Les Éditions de l’homme (p. 69-70).

QU’EST-CE QUE
L’IDÉAL ?


— « J’ai souvent entendu dire de quelqu’un : C’est un homme plein d’idéal. En somme, qu’est-ce que c’est qu’un idéal ? » me demanda le diable.

— « Un idéal, mon vieux, c’est un but magnifique et lointain vers lequel tend un individu. »

— « Alors, on pourrait dire que l’idéal, c’est comme le Beau, suivant la définition d’Ibsen, « Quelque chose de magnifique et de bien loin d’ici. »

— « Entre nous, mon vieux, ce qu’il y a de beau, de grand, de pathétique chez celui qui tend vers un idéal, c’est qu’il ne l’atteint jamais. »
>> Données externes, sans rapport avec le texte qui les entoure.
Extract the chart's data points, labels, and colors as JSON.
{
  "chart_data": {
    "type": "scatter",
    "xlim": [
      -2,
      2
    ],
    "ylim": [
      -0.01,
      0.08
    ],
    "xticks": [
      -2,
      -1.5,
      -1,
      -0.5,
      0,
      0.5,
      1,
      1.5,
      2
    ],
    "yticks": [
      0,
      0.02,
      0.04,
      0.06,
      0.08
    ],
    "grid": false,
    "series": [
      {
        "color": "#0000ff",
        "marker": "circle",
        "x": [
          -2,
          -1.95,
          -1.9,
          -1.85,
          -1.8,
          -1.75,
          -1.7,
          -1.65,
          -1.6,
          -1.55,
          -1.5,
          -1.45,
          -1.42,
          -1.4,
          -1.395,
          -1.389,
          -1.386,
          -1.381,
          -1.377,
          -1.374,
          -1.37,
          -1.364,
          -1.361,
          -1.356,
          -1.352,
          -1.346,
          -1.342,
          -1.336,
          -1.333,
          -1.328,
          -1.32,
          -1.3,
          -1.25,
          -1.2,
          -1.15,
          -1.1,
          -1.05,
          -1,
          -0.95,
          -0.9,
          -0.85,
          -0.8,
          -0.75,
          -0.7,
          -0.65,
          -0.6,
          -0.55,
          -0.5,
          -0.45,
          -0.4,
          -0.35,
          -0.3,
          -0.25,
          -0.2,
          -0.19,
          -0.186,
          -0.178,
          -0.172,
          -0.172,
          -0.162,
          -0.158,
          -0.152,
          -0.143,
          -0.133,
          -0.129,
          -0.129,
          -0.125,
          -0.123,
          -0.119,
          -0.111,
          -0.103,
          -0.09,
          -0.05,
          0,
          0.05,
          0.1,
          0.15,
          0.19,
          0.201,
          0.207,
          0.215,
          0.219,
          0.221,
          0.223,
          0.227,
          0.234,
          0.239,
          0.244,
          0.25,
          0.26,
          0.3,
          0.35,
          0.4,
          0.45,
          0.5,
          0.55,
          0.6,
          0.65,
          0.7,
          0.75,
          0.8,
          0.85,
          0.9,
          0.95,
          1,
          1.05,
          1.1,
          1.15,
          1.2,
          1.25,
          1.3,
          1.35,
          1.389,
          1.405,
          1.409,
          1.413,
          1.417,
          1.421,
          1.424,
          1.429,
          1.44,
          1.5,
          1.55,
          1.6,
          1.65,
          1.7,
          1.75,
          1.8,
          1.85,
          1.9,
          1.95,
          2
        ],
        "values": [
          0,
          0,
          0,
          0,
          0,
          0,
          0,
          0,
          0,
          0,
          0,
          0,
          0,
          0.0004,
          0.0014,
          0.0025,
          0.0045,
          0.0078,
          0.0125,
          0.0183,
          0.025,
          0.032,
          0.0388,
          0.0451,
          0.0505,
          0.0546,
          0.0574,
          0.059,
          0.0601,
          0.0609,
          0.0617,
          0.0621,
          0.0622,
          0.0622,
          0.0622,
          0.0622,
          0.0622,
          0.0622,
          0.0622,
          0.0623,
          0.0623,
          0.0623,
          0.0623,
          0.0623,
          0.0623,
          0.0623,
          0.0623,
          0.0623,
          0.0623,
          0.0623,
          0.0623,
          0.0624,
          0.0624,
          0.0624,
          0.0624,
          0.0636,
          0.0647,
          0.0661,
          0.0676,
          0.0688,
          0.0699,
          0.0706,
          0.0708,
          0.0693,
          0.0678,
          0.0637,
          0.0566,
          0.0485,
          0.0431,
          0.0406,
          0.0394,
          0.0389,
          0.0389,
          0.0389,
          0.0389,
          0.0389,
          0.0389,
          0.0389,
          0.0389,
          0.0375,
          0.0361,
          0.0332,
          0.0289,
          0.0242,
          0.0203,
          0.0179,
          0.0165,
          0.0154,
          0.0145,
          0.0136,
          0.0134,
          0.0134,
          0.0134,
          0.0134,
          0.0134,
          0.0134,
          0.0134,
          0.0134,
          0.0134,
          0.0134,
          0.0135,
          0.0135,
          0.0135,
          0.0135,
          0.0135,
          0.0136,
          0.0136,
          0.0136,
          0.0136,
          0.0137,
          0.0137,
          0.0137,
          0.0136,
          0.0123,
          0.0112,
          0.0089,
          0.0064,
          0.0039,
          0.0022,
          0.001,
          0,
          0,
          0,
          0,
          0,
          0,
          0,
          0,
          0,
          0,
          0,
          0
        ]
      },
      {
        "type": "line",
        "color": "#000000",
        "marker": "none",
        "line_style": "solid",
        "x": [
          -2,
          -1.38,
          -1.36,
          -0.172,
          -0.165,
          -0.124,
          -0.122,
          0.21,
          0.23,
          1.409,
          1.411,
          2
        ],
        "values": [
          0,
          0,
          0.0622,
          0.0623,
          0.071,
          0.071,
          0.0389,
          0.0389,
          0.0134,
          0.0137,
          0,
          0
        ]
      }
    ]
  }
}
— « Ah ?… Mais, si par hasard, il l’atteignait ? » fit le diable.

— « Pauvre lui ! je parierais qu’il en serait déçu. »

— « Te voilà bien sombre ! Tu as le vin ou plutôt le rhum triste ! »

— « Celui qui a un idéal ressemble étrangement au chien qu’on fait sauter en lui montrant un os. Chaque fois que le chien va l’atteindre, on élève l’os. Puis, quand la pauvre bête morfondue, toute pantelante, les pattes rompues, parvient enfin à attraper l’os, elle s’aperçoit qu’il ne contient pas de moelle. »

— « Pessimiste enragé ! fit le diable. Si je continue à t’écouter, je finirai par ne plus rien comprendre à la vie. »

— « Tu vas te trouver en bonne compagnie, mon vieux ! La vie, qui la comprend ? On entre dans la vie, à tout hasard, comme un piéton entre dans un cinéma dont la représentation est déjà en cours, et qui en ressort, avant d’avoir attendu la fin. Il s’est fatigué à regarder des scènes, sans savoir comment tout cela avait commencé, et il en ignorera toujours le dénouement. »

— « Allons, allons ! Abandonnons le sujet. Prends plutôt ce verre de rhum ! Figure-toi que c’est du vin. Cela me permettra de te citer ce quatrain d’Omar Khayyam : « Bois du vin, pour qu’il chasse au loin toutes tes misères. Si tu en prends une gorgée, il fera s’évanouir en toi mille soucis. »

Je dégustai mon rhum, tout en lui faisant observer que si Omar Khayyam avait bu du rhum, il eut été encore mieux inspiré.